Revolution Analytics is a commercial provider of software and services related to enterprise implementations of the open source language R. At its base level, R is a programming language built by statisticians for statistical analysis, data mining and predictive analytics. In a broader sense, it is data analysis software used by data scientists to access data, develop and perform statistical modeling and visualize data. The R community has a growing user base of more than two million worldwide, and more than 4,000 available applications cover specific problem domains across industries. Both the R Project and Revolution Analytics have significant momentum in the enterprise and in academia.
Revolution Analytics provides value by taking the most recent release from the R community and adding scalability and other functionality so that R can be implemented and seamlessly work in a commercial environment. Revolution R provides a development environment so that data scientists can write and debug R code more effectively, and web service APIs that integrate with other BI tools and dashboards so that R can work with business intelligence tools and visual discovery tools. In addition, Revolution Analytics makes much of its money through professional and support services.
In the big data analytics context, speed and scale are critical drivers of success, and Revolution R appears to deliver on both. It is built with the Intel Math Kernel Library, so that processing is streamlined for multithreading at the processor level and it can leverage multiple cores simultaneously. In test cases on a single node, R was only able to scale to observations of about 400,000 in a linear regression model, while Enterprise R was able to go into the millions. With respect to speed, Revolution R 6.1 was able to conduct a principal component analysis in about 11 seconds versus 142 seconds with version R-2 14.2.
Companies are collecting enormous amounts of data, but few have active big data analytics strategies. Our big data benchmark research shows that more than 50 percent of companies in our sample maintain more than 10TB of data, but often they cannot analyze the data due to scale issues. Furthermore, our research into predictive analytics says that integrating into the current architecture is the biggest obstacle facing the implementation of predictive analytics.
Revolution Analytics helps address these challenges in a few ways. It can perform file-based analytics, where a single node orchestrates commands across a cluster of commodity servers and delivers the results back to the end user. This is an on-premise solution that runs on Linux clusters or Microsoft HPC clusters. A perhaps more exciting use case is alignment with the Hadoop MapReduce paradigm, where Revolution Analytics allows for direct manipulation of the HDFS file system, can submit a job directly to the Hadoop jobtracker, and can directly define and manipulate analytical data frames through Hbase database tables. When front-ended with a visualization tool such as Tableau, this ability to work with data directly in Hadoop becomes a powerful tool for big data analytics. A third use case has to do with the parallelization of computations within the database itself. This in-database approach is gaining a lot of traction for big data analysis primarily because it is the most efficient way to do analytics on very large structured datasets without moving a lot of data. In this scenario, data scientists build a model within the database utilizing the R library for data exploration, or use a prebuilt model to quickly scour the entire dataset. IBM’s PureData System for Analytics (IBM’s new name for its MPP Netezza appliance) uses the in-database approach with an R instance running on each processing unit in the database, each of which is connected to an R server via ODBC. The analytics are invoked as the data is served up to the processor such that the algorithms run in parallel across all of the data.

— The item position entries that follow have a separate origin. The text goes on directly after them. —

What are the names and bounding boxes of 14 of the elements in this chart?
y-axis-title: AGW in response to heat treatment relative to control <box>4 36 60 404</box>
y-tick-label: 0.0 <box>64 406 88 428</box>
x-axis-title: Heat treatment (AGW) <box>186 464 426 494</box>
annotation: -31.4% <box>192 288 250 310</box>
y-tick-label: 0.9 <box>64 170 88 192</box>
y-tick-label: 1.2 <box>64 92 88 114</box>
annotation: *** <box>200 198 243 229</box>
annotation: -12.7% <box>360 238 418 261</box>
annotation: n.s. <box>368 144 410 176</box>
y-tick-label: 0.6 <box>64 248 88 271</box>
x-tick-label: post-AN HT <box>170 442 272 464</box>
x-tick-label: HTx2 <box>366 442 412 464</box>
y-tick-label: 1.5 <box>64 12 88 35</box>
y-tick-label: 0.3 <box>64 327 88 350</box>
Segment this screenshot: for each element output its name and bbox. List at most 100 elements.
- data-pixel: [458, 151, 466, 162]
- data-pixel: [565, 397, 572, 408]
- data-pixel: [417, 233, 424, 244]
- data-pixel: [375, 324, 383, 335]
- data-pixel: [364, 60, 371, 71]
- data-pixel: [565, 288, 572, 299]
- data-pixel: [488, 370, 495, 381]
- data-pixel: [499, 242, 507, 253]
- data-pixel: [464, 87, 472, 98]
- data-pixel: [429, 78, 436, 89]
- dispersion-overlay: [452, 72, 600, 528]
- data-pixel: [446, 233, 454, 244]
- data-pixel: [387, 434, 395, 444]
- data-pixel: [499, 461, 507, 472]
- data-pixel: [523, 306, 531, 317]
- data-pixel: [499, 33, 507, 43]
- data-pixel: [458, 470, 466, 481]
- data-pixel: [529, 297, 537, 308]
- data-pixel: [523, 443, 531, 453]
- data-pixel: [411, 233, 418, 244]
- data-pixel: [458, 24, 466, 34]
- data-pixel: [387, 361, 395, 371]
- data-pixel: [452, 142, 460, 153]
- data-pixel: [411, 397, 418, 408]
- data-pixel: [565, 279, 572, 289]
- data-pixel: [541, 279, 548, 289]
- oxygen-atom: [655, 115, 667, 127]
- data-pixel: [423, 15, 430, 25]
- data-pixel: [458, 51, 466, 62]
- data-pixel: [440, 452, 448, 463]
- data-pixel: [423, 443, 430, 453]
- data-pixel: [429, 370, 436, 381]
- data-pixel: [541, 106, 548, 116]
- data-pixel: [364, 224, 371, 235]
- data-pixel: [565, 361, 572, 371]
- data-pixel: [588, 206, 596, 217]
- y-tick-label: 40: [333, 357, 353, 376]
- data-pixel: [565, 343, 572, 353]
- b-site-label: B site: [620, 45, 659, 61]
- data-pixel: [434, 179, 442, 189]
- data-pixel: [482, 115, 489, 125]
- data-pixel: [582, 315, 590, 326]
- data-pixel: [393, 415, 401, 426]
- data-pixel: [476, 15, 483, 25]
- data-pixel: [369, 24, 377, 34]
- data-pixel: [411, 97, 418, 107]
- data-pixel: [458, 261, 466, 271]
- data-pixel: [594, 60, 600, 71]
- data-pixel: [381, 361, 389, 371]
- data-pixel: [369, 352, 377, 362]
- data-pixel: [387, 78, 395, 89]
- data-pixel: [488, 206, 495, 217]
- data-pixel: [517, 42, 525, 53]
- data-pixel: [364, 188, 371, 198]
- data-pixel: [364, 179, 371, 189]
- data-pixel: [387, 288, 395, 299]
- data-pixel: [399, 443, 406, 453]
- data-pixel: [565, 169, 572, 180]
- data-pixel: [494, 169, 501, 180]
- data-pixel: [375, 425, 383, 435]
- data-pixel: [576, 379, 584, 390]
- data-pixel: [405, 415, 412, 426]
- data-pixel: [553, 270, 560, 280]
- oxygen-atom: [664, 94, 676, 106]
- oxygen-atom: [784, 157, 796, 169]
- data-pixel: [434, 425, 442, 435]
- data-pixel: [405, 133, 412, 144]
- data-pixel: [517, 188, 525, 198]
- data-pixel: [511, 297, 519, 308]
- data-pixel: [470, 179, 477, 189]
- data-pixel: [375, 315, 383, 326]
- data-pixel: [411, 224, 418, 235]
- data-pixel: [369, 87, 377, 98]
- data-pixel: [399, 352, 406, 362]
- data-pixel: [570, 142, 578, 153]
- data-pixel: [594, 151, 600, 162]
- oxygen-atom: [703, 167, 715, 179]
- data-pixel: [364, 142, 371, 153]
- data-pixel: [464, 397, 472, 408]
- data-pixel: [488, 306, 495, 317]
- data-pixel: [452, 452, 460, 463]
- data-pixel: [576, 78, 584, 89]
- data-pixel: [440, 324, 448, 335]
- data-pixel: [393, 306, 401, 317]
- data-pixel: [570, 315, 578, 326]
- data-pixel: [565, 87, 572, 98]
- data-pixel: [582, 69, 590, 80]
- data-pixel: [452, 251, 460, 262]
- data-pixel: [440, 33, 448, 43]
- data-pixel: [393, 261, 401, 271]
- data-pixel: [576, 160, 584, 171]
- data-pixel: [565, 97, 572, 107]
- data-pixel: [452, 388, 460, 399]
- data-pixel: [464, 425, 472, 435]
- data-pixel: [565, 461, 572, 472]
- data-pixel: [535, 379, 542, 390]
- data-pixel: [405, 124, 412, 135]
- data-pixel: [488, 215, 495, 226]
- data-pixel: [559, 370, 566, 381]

So why does all of this matter? Our benchmark research into predictive analytics shows that companies that are able to score and update their models more efficiently show higher maturity and gain greater competitive advantage. From an analytical perspective, we can now squeeze more value out of our large data sets. We can analyze all of the data and take a census approach instead of a sampling approach which in turn allows us to better understand the errors that exist in our models and identify outliers and patterns that are not linear in nature. The ability to identify outliers is probably the most important capability since seeing the data anomalies often leads to the biggest insights and competitive advantage. Most importantly, from a business perspective, we can apply models to understand things such as individual customer behavior, a company’s risk profile or how to take advantage of market uncertainty through tactical advantage.
I’ve heard that Revolution R isn’t always the easiest software to use and that the experience isn’t exactly seamless. While our research shows that usability is important, it can be argued that in the cutting-edge field of big data analytics, a challenging environment is to be expected. If Revolution Analytics can address some of these challenges, it may find its pie growing even faster than it is now. Regardless, I anticipate that Revolution Analytics will continue its fast growth (already its headcount is doubling year-over-year). Furthermore, I anticipate that in-database analytics will become the de-facto approach to big data analytics and that companies that take full advantage of that trend will reap benefits.